When you awake from surgery, you may have one or several drains coming from your incision area. Pain will be moderate and is often controlled with medication by mouth after you are able to eat and drink. Most women are surprised at the small amount of pain they experience. Your physician will have pain medications ordered for you. As soon as you are awake, you will be able to walk to the bathroom with assistance. It is important that you elevate your surgical arm on a pillow above the level of your heart to prevent swelling. Use your arm to wash your face, comb your hair and feed yourself. However, do not begin any exercises until your physician gives you permission. When your first dressing is changed, it is very important that you look at your incision to learn what is normal so you can later evaluate changes that occur. Your physician or nurse will provide instructions for dressing changes and care of your drains.
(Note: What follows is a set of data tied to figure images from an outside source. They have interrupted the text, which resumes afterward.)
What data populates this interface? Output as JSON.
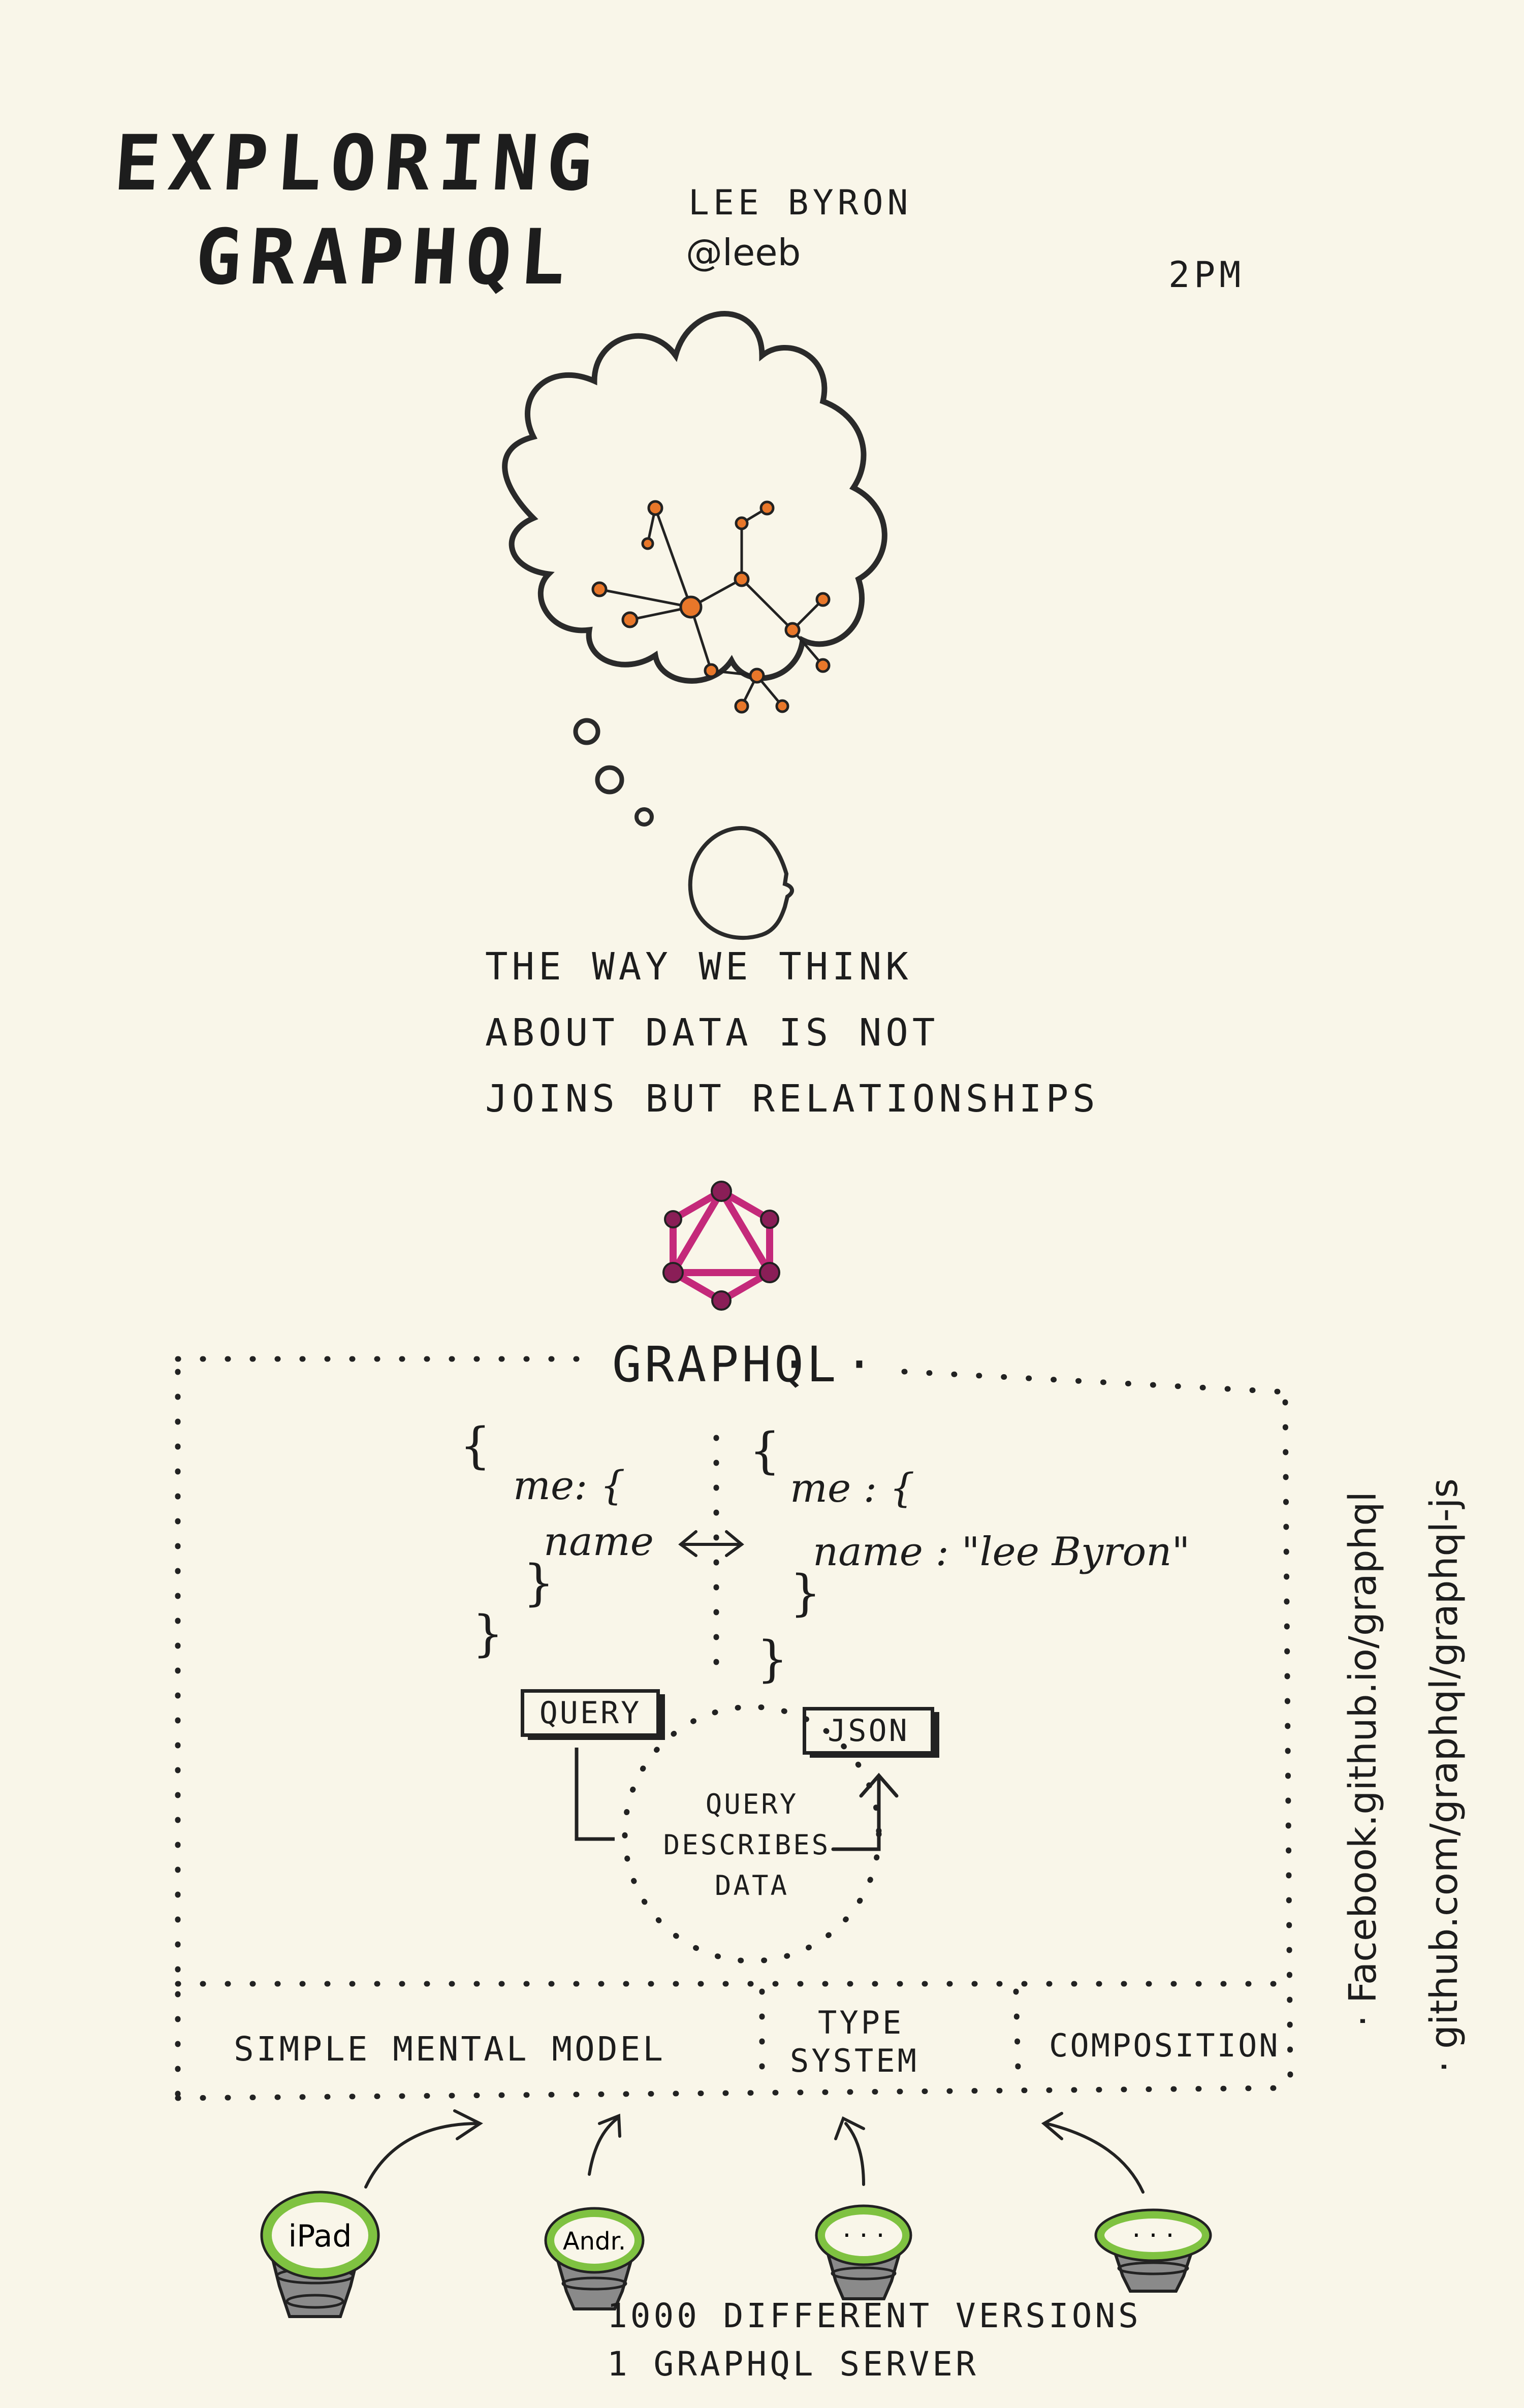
{
  "header": {
    "title_line1": "EXPLORING",
    "title_line2": "GRAPHQL",
    "speaker_name": "LEE BYRON",
    "speaker_handle": "@leeb",
    "time": "2PM"
  },
  "thought": {
    "line1": "THE WAY WE THINK",
    "line2": "ABOUT DATA IS NOT",
    "line3": "JOINS BUT RELATIONSHIPS"
  },
  "graphql_box": {
    "title": "GRAPHQL",
    "query": {
      "open": "{",
      "me": "me: {",
      "name": "name",
      "inner_close": "}",
      "close": "}"
    },
    "json": {
      "open": "{",
      "me": "me : {",
      "name": "name : \"lee Byron\"",
      "inner_close": "}",
      "close": "}"
    },
    "query_label": "QUERY",
    "json_label": "JSON",
    "center_note": {
      "line1": "QUERY",
      "line2": "DESCRIBES",
      "line3": "DATA"
    },
    "features": {
      "simple": "SIMPLE MENTAL MODEL",
      "type_line1": "TYPE",
      "type_line2": "SYSTEM",
      "composition": "COMPOSITION"
    }
  },
  "links": {
    "link1": "· Facebook.github.io/graphql",
    "link2": "· github.com/graphql/graphql-js"
  },
  "devices": {
    "ipad": "iPad",
    "android": "Andr.",
    "dots3": "· · ·",
    "dots4": "· · ·"
  },
  "footer": {
    "line1": "1000 DIFFERENT VERSIONS",
    "line2": "1 GRAPHQL SERVER"
  },
  "colors": {
    "ink": "#1d1d1d",
    "orange": "#e8772a",
    "magenta": "#c4297a",
    "green": "#7fc241",
    "grey": "#8a8a8a"
  }
}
Drains need to be pinned to the clothing and emptied when they become heavy. Do not allow them to pull on your skin. It is very important to accurately record the amount of drainage emptied because physicians determine when to remove the drains based on the amount of drainage per day.
Recovery at home will require several weeks. It is important that you rest when needed. If you experience an increase in pain, run a fever or notice any signs of infection in your incision area, such as pus or increased swelling, notify your physician. Sutures or staples will be removed in approximately one week. Drains will be removed when the amount of drainage is below a certain level or at a designated time by your surgeon. This time may vary. It is not unusual for some women to have their drains for several weeks.
Reconstruction of the breast is an option some women wish to consider. Talk with your surgeon prior to your surgery. Some women may have immediate reconstruction while others have delayed reconstruction surgery. Ask for written information on reconstruction to better understand the options available for women who have a mastectomy.